The chile here is a Poblano pepper, stuffed with a ground beef picadillo and topped with a walnut (nogal) sauce that gives the dish its name. It has a debated history, but is traditionally eaten around Independence Day in August or early September because the colors of dish, red, white, and green, represent the colors of the Mexican flag.

When I returned from this trip, my inspiration was returned but again I found the dish to be unrepresented on Mexican menus in the five boroughs. I have a small restaurant around the corner from me in Sunset Park that I often order Seamless from and also stop in for a quick bite from time to time. I would not call them excellent, but they are my safe place, and figured out the wonders of online ordering. I have a good relationship with the guy that runs the place and teased him a few times to cook the dish. To my amazement, one night as I went to pick up laundry, there it was on the specials board out front.

The dish that came is pictured below and only cost $8 including rice and beans, an absolute steal for this meal. It did not have the flavors and intensities the plates in Mexico or Los Angeles did, but it got me smiling nonetheless. Unfortunately they quickly stopped preparing it, but promise to add it back in the future, depending on the freshness of pomegranate.

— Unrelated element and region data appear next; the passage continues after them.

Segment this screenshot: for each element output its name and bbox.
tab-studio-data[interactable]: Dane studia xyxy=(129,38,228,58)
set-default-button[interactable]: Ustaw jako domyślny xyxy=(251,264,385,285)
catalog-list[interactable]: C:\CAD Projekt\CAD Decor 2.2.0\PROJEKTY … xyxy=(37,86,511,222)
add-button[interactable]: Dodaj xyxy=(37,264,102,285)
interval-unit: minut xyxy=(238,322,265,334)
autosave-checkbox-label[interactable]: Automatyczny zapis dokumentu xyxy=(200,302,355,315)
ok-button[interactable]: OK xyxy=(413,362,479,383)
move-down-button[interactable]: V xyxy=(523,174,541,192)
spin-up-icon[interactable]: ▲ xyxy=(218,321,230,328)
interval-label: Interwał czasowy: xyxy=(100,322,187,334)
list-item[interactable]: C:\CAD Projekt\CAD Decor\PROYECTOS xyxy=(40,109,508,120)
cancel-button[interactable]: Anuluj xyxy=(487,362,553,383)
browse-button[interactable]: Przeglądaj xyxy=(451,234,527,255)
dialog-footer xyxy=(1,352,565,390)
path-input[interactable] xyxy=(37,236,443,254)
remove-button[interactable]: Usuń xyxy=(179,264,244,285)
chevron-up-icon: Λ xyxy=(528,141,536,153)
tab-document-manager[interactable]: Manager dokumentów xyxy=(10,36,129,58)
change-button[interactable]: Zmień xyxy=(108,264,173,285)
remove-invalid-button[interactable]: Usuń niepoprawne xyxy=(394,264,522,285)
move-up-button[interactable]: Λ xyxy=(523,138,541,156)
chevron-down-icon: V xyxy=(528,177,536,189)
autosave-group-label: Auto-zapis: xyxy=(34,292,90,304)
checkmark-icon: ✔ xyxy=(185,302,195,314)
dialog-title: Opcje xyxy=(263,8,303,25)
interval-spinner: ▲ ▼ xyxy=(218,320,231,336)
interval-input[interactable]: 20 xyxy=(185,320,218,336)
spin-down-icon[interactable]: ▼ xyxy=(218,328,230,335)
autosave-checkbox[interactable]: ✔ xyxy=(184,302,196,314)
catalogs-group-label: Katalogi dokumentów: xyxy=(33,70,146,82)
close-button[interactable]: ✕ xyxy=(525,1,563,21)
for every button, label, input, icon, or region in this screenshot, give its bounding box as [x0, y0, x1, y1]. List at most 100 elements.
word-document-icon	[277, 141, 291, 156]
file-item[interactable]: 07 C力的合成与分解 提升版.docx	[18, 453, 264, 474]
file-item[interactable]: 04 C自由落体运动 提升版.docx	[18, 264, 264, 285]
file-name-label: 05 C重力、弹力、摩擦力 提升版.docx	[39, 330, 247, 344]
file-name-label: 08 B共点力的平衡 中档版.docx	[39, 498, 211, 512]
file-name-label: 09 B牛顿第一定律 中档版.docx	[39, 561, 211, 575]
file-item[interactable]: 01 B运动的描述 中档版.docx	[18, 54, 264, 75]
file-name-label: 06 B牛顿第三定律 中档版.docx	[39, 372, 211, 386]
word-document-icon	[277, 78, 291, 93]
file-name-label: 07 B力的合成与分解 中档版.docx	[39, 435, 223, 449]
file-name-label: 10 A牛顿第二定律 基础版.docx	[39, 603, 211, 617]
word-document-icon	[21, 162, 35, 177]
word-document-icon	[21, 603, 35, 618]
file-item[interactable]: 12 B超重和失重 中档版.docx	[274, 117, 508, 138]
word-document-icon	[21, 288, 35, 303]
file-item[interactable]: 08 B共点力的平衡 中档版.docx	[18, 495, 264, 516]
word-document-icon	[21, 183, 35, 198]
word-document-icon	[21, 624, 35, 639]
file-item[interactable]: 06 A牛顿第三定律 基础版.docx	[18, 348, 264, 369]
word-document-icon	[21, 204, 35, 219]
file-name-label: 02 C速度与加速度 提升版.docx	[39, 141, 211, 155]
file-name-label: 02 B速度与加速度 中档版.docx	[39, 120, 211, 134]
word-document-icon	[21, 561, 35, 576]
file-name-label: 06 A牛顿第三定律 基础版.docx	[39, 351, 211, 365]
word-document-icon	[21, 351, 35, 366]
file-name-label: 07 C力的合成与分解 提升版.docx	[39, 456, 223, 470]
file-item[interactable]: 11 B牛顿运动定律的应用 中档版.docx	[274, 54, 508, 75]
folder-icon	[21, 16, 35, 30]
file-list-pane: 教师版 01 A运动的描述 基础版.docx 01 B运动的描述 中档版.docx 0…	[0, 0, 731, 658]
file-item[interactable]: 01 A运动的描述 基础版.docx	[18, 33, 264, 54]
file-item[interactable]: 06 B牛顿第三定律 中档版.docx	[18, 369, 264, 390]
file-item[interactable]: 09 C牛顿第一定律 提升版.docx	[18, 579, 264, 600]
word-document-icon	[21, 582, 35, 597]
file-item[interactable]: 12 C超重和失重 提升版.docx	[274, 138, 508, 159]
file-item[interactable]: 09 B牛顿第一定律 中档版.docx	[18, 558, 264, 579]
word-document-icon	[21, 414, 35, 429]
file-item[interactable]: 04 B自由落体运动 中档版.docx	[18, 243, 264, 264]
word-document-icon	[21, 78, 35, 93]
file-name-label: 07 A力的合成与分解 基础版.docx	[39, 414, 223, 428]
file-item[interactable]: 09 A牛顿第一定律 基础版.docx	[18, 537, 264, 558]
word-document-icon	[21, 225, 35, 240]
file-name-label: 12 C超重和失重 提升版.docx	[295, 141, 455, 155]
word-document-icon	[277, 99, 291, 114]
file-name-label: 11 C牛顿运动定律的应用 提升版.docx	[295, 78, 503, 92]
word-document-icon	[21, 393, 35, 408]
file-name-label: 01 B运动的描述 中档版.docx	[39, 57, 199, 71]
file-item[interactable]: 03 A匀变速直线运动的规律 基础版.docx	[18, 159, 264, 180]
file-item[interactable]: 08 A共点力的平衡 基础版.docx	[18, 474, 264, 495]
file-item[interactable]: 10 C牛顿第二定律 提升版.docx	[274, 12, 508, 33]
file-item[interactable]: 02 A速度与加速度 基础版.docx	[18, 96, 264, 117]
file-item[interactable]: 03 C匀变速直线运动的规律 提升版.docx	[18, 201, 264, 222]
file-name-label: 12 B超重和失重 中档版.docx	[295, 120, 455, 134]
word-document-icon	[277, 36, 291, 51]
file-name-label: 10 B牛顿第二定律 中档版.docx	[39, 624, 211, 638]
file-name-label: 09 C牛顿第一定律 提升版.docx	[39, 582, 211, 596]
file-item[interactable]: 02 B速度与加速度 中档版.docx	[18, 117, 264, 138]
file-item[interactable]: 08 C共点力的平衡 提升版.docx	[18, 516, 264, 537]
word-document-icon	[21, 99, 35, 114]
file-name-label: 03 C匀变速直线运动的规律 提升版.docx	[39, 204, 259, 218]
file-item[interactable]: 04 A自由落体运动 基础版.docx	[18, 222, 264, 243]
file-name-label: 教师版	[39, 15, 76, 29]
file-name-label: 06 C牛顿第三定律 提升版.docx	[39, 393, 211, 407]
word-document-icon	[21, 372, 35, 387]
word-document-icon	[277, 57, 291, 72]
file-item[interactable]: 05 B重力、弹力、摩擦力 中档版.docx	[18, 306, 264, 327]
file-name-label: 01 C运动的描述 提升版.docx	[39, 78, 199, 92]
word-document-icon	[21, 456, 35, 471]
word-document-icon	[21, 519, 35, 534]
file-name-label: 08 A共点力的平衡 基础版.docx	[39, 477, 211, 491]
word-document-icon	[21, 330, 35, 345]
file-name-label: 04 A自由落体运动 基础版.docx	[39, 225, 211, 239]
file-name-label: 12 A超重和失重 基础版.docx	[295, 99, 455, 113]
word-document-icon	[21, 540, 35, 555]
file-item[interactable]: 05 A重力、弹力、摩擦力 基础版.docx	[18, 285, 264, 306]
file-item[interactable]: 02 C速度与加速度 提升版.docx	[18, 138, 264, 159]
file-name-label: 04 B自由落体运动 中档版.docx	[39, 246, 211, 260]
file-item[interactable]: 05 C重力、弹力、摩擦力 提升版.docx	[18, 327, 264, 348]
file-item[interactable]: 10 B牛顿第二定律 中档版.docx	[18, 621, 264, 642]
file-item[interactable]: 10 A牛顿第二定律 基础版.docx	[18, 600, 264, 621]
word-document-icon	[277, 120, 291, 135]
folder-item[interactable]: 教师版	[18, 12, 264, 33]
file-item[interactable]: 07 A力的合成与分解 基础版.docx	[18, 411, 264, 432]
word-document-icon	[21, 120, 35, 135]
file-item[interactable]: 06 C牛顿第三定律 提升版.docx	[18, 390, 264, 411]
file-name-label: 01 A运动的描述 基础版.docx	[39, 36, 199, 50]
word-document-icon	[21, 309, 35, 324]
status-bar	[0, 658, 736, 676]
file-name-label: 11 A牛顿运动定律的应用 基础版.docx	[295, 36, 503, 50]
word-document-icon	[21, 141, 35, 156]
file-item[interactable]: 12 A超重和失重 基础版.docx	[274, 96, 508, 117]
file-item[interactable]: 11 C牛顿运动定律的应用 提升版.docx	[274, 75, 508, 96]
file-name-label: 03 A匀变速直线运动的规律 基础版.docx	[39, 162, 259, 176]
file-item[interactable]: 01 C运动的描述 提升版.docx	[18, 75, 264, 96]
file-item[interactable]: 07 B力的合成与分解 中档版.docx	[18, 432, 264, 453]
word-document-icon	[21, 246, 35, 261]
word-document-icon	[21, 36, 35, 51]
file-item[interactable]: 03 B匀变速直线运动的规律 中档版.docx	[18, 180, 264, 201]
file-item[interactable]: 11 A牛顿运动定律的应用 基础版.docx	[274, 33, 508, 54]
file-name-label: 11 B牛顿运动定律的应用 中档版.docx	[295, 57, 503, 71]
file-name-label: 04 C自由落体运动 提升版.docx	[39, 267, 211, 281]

Walking in Sunnyside a couple weeks ago I noticed a new restaurant opened in the space of a former Irish bar called Bliss Street Pub. They called themselves Chihuahua Mexican Restaurant and my hopes were high for some regional food from this northern Mexican state. I brought a group of five back a week later to test it out.

Unfortunately despite some dishes including Chihuahua in the name, this turned out to be more of a reference to the restaurant rather than the state. We tried a few dishes and had a decent meal, but the range of food was neither unique nor spectacular. What they did have though was another version of chiles en nogada (below), this time priced at $17.

It was the worst version of the dish I have had, but that is not saying much, I still loved it. I think the other members of the group did as well, and I hope readers of this page get the chance to try versions here in New York and further away. We at least have two versions made nearby, and I invite anyone to send me leads if they find it at other locations.

[For the record, there are a few "upscale" places in uptown and downtown neighborhoods of Manhattan that prepare this dish, sometimes only around August/September. They would be worth trying, but are not part of the beat of this website.]

Isabela Mexican Cuisine
Isabela Mexican Restaurant Menu, Reviews, Photos, Location and Info - Zomato

Chihuahua Mexican Restaurant & Cantina
Chihuahua Mexican Restaurant & Cantina Menu, Reviews, Photos, Location and Info - Zomato


  1. I'd really like to try this dish. Any other places you have seen it since writing this article that you would recommend?

  2. Unfortunately none that make me want to keep returning. Tried the one at Mesa Coyoacan and it was terrible. I've been going to Los Angeles at least once a year for the last 4-5 years and getting my fix there.

    1. Ok thanks for the info. Keep us posted if you find anything else. Think I might head to Puebla this summer actually, that's how I heard about this dish.